Thursday, September 25, 2008

"V" Formation

On my long run on Tuesday, I had what I call a "National Geographic" moment. There were probably about 50 or so birds on the ground, eating and doing other bird things. As I approached them running, they suddenly all took off in a whirlwind upward toward the sky. It was like a gigantic wind came across with all these black spots in the air. I just stood there in awe. I've seen this before many times, but it was beautiful to watch.

It reminded me that fall was here. Although the birds haven't started to migrate yet, they soon will, heading south for the winter. Birds fly in what is called the "V" formation, because of its efficiency. Essentially, it is less energy expenditure for flying long distances. You can read more about why birds fly in the V" formation here and here.

Years ago, I received an e-mail about the significance of the "V" formation in birds The e-mail said the author was Angeles Arrien, however, according to this website, it was written by a Robert McNeish. Whichever the case, it is a wonderful piece, and I wanted to share it with you.

Image:V-formation.jpg
image: Wikipedia

This fall, when you see geese heading south for the winter flying along in "V" formation, you might consider what science has discovered as to why they fly that way.

FACT: As each bird flaps its wings, it creates an "uplift" for the bird immediately following. By flying in a "V" formation, the whole flock has at least 71% greater flying range than if each bird flew on its own.

LESSON: People who share a common direction and sense of community can get where they are going more quickly and easily because they are traveling on the thrust of one another.

FACT: When a goose flies out of formation, it suddenly feels the drag and resistance of trying to go it alone. It quickly gets back into formation to take advantage of the lifting power of the birds in front of it.

LESSON: If we have as much common sense as a goose, we stay in formation with those headed where we want to go. We are willing to accept their help and give our help to others. It is harder to do something alone than together.

FACT: When the lead goose gets tired, it rotates back into the formation, and another goose flies to the point position.

LESSON: It is sensible to take turns doing the hard and demanding tasks and sharing leadership. As with geese, people are interdependent of each others' skills, capabilities, and unique arrangements of gifts, talents, or resources.

FACT: The geese flying in formation honk from behind to encourage those up front to keep up their speed.

LESSON: We need to make sure our honking is encouraging. In groups where there is encouragement, the production is much greater. The power of encouragement (to stand by one's heart or core values and encourage the heart and core of others) is the quality of honking we seek. We need to make sure our honking is encouraging and not discouraging.

FACT: When a goose gets sick, wounded, or shot down, two other geese will drop out of formation with that goose and follow it down to lend help and protection. They stay with the fallen goose until it dies or is able to fly again. Then, they launch out on their own, or with another formation to catch up with their flock.

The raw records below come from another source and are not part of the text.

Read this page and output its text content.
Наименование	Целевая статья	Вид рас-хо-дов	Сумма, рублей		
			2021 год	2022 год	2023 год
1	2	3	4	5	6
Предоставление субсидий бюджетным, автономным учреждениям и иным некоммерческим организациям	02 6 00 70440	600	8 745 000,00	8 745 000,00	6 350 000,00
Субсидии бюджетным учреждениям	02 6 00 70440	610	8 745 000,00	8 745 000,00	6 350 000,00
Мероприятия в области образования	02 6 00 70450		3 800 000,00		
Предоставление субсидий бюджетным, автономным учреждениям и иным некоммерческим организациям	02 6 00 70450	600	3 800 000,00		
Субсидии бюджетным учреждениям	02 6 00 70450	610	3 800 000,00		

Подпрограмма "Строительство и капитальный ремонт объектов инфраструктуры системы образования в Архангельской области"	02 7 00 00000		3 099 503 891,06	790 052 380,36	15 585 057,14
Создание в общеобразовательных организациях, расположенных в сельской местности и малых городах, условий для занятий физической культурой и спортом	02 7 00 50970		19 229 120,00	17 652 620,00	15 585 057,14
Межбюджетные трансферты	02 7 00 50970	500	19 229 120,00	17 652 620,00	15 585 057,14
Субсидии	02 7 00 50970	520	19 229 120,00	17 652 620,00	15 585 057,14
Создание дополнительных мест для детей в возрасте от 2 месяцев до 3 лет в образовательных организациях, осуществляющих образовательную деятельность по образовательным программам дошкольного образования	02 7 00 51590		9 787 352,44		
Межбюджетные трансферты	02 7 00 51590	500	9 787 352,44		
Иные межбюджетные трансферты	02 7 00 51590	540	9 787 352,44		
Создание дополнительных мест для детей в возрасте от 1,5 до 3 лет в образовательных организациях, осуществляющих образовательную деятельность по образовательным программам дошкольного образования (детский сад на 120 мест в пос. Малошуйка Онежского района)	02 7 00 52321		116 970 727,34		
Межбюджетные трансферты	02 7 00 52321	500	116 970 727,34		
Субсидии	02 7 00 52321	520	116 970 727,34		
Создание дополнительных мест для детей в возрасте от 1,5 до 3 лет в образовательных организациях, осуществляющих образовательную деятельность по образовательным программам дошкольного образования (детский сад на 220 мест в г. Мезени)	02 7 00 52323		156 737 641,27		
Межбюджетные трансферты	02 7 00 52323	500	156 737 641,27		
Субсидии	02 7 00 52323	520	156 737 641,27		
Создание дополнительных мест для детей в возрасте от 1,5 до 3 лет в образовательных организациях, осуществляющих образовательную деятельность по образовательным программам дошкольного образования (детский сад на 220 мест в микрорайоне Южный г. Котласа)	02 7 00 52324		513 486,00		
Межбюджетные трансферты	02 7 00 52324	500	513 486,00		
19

LESSON: If we have the sense of a goose, we will stand by our colleagues and each other in difficult times as well as in good!

I hope each of you have a community or support network to help you along the way in recovery. No one should ever have to fight his alone.

5 comments:

Gaining Back My Life said...

One of my former bosses shared this with me years ago. I stil thank him for it :)

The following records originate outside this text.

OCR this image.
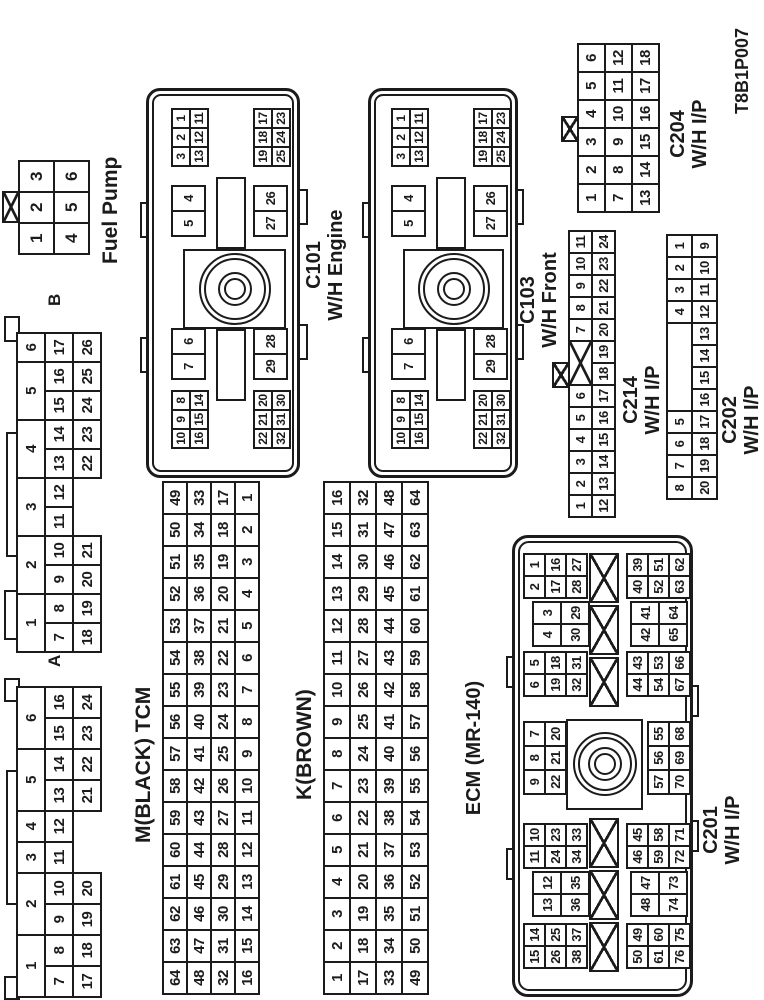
1
2
3
4
5
6
7
8
9
10
11
12
13
14
15
16
17
18
19
20
21
22
23
24
A
1
2
3
4
5
6
7
8
9
10
11
12
13
14
15
16
17
18
19
20
21
22
23
24
25
26
B
1
2
3
4
5
6 Fuel Pump
M(BLACK) TCM
64
63
62
61
60
59
58
57
56
55
54
53
52
51
50
49
48
47
46
45
44
43
42
41
40
39
38
37
36
35
34
33
32
31
30
29
28
27
26
25
24
23
22
21
20
19
18
17
16
15
14
13
12
11
10
9
8
7
6
5
4
3
2
1
K(BROWN)
1
2
3
4
5
6
7
8
9
10
11
12
13
14
15
16
17
18
19
20
21
22
23
24
25
26
27
28
29
30
31
32
33
34
35
36
37
38
39
40
41
42
43
44
45
46
47
48
49
50
51
52
53
54
55
56
57
58
59
60
61
62
63
64
10
9
8
16
15
14
7
6
5
4
3
2
1
13
12
11
22
21
20
32
31
30
29
28
27
26
19
18
17
25
24
23
C101 W/H Engine
10
9
8
16
15
14
7
6
5
4
3
2
1
13
12
11
22
21
20
32
31
30
29
28
27
26
19
18
17
25
24
23
C103 W/H Front
ECM (MR-140)
15
14
26
25
38
37
13
12
36
35
11
10
24
23
34
33
9
8
7
22
21
20
6
5
19
18
32
31
4
3
30
29
2
1
17
16
28
27
50
49
61
60
76
75
48
47
74
73
46
45
59
58
72
71
57
56
55
70
69
68
44
43
54
53
67
66
42
41
65
64
40
39
52
51
63
62
C201 W/H I/P
1
2
3
4
5
6
7
8
9
10
11
12
13
14
15
16
17
18
19
20
21
22
23
24
C214 W/H I/P
8
7
6
5
4
3
2
1
20
19
18
17
16
15
14
13
12
11
10
9
C202 W/H I/P
1
2
3
4
5
6
7
8
9
10
11
12
13
14
15
16
17
18
C204 W/H I/P
T8B1P007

It's funny b/c I was just thinking of this the other day, while watching the birds in the sky. I'm glad you shared the link.

Tiptoe said...

GBML, yes, this one has circulated quite a bit, but I still love it.

I guess were thinking alike!

PATRICK said...
This comment has been removed by a blog administrator.
brie said...

This post made me cry. You know I have an affinity with ducks and geese, and well, the part about two geese helping another if it gets hurt or shot down...wow, tears were flowing. I guess you'd just have to read my newest post to know why, I don't have the energy or courage to type it all out again...thanks for sharing, though, it was what I needed.

Tiptoe said...

Brie, I'm glad this post helped you. Maybe your friend will be one of the geese that are flying now. I hope you take care of yourself while dealing with this loss.